3. The bill will also extend German merger control: If the parties to a concentration, in their respective last financial years, exceeded worldwide aggregate turnover of € 500m, one undertaking involved had turnover in Germany in excess of € 25m, and no further undertaking involved had German turnover of more than € 5m, a transaction will nevertheless be subject to German merger control and be reportable if the value of the consideration for the transaction, (i. e. the purchase price) exceeds € 350m (§ 35 par. 1a).

This provision is intended to allow scrutiny of transactions where an acquirer is prepared to pay an exceptionally high price although the target has not realised any appreciable turnover yet; the price may then be an indication that the target business has a high potential, possibly even to compete with the very acquirer in the future.

The proposal has obviously been triggered by cases like the Facebook/WhatsApp merger.2 However, since the new rule will not be limited to start-up targets or specific industries, it will also catch “old economy” transactions where one party has considerable business and turnover (only) outside Germany. Such transactions are likely to be cleared promptly, but the bureaucratic burden may be annoying.

4. Further changes include a clarification that a “market” may be assumed even where supplies or services are free of charge (§ 18 par. 2a). In addition, a framework for analysing multi-sided markets and networks is outlined; in such cases, courts and competition authorities have to take into account direct and indirect network effects, multi-homing, economies of scale, access to data and competitive pressure caused by innovation (§ 18 par. 3a).

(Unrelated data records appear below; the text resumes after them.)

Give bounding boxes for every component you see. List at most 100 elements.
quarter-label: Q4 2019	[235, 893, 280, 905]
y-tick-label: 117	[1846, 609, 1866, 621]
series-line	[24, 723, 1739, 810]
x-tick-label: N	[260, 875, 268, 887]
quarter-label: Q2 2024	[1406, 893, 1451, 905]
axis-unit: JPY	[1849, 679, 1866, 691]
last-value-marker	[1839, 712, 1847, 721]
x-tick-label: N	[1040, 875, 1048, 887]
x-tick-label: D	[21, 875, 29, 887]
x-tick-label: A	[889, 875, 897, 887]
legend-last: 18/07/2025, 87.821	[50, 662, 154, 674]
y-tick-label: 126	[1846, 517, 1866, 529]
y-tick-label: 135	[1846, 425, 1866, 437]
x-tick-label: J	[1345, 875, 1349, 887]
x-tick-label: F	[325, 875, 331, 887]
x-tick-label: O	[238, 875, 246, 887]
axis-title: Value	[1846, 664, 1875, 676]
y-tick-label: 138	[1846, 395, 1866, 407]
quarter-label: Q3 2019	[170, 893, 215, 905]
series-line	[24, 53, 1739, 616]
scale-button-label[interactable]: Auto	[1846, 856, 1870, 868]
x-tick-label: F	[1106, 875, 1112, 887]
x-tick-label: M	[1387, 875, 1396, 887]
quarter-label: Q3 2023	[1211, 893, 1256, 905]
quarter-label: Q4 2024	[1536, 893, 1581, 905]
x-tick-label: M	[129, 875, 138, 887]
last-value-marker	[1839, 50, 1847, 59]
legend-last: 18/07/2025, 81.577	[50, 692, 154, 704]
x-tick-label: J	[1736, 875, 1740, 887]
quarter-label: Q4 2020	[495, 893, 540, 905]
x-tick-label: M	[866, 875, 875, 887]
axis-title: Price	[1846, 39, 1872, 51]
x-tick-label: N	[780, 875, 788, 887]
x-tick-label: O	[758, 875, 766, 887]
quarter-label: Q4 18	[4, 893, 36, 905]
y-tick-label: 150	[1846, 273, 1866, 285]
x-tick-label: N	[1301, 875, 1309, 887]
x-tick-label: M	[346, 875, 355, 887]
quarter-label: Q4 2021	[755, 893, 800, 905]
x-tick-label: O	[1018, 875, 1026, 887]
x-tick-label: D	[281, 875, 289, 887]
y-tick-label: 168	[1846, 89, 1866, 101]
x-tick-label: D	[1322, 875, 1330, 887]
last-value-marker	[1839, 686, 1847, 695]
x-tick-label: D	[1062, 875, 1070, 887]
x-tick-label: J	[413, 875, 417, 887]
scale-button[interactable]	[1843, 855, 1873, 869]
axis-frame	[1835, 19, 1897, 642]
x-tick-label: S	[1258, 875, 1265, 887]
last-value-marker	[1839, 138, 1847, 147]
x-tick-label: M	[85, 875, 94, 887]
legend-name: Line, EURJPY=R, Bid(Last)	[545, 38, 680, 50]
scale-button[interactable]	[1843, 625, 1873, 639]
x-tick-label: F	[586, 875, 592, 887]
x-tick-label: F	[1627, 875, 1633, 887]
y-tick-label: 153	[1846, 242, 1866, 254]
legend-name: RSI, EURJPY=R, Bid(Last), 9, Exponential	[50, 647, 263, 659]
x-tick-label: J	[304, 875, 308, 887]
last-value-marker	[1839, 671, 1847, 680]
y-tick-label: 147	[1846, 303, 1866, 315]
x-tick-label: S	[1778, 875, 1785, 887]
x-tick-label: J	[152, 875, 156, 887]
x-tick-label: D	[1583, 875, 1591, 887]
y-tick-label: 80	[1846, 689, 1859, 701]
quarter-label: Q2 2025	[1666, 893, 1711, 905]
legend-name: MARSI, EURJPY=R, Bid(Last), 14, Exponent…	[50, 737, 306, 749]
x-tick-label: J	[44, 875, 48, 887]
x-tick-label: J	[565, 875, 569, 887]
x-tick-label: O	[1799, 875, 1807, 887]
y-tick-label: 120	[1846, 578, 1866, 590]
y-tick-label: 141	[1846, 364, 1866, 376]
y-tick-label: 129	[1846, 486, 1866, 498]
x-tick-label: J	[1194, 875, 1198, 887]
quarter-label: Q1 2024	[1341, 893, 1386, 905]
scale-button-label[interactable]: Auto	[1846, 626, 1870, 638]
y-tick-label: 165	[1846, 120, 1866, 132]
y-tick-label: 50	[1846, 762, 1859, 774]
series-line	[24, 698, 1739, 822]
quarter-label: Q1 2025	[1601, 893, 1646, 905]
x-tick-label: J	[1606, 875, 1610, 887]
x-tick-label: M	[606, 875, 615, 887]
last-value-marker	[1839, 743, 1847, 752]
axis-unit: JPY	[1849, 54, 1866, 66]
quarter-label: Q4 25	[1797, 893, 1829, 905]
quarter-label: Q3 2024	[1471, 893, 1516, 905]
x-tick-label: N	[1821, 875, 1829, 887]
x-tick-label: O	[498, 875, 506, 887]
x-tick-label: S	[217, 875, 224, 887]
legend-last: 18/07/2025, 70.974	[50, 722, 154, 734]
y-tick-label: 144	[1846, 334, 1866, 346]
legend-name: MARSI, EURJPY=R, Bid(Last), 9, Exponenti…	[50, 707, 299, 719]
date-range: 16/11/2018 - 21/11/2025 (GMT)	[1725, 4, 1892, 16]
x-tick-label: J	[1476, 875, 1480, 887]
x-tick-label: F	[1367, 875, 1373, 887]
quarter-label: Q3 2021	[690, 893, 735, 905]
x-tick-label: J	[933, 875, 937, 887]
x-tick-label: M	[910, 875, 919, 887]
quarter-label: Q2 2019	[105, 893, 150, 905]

This framework of analysis may be considered as an economic truism. The Federal Cartel Office (Bundeskartellamt) has recently published a working paper on “Competition Law and Data”, jointly with the French competition authority,3 and another one on “Market Power of Platforms and Networks”4; the ideas explained in these papers will be further legitimised by the new provision.

5. Finally, proposals to relieve the press from burdens imposed by competition law have become useful when amendments to German competition law are discussed. Publishers are to be exempted from the prohibition of cartels when they cooperate in order to strengthen their economic basis for competing with other media, unless the cooperation pertains to or comprises editorial matters and thereby may affect “plurality of opinions” (§ 30 par. 2b). – If cooperation of publishers may affect trade between Member States of the EU, Art. 101 TFEU will take precedence.

The legal and business communities now have a – short-term – opportunity to comment. The Ministry would like the Cabinet to adopt the bill in August, to have it discussed in Parliament in autumn and voted on by Parliament by December. There is confidence that the amendments to the GWB will not raise substantial controversies. However, the timetable is ambitious and the last two acts to amend the GWB were both considerably delayed. In addition, the outcomes of public and parliamentary debates are still to be seen.

1BMWi, Referentenentwurf, Entwurf eines Neunten Gesetzes zur Änderung des Gesetzes gegen Wettbewerbsbeschränkungen (9. GWB-ÄndG), in the Internet (in German) – All views expressed in this article are personal to the author.

2Decision of the European Commission of 3 October 2014, Case No COMP/M.7217.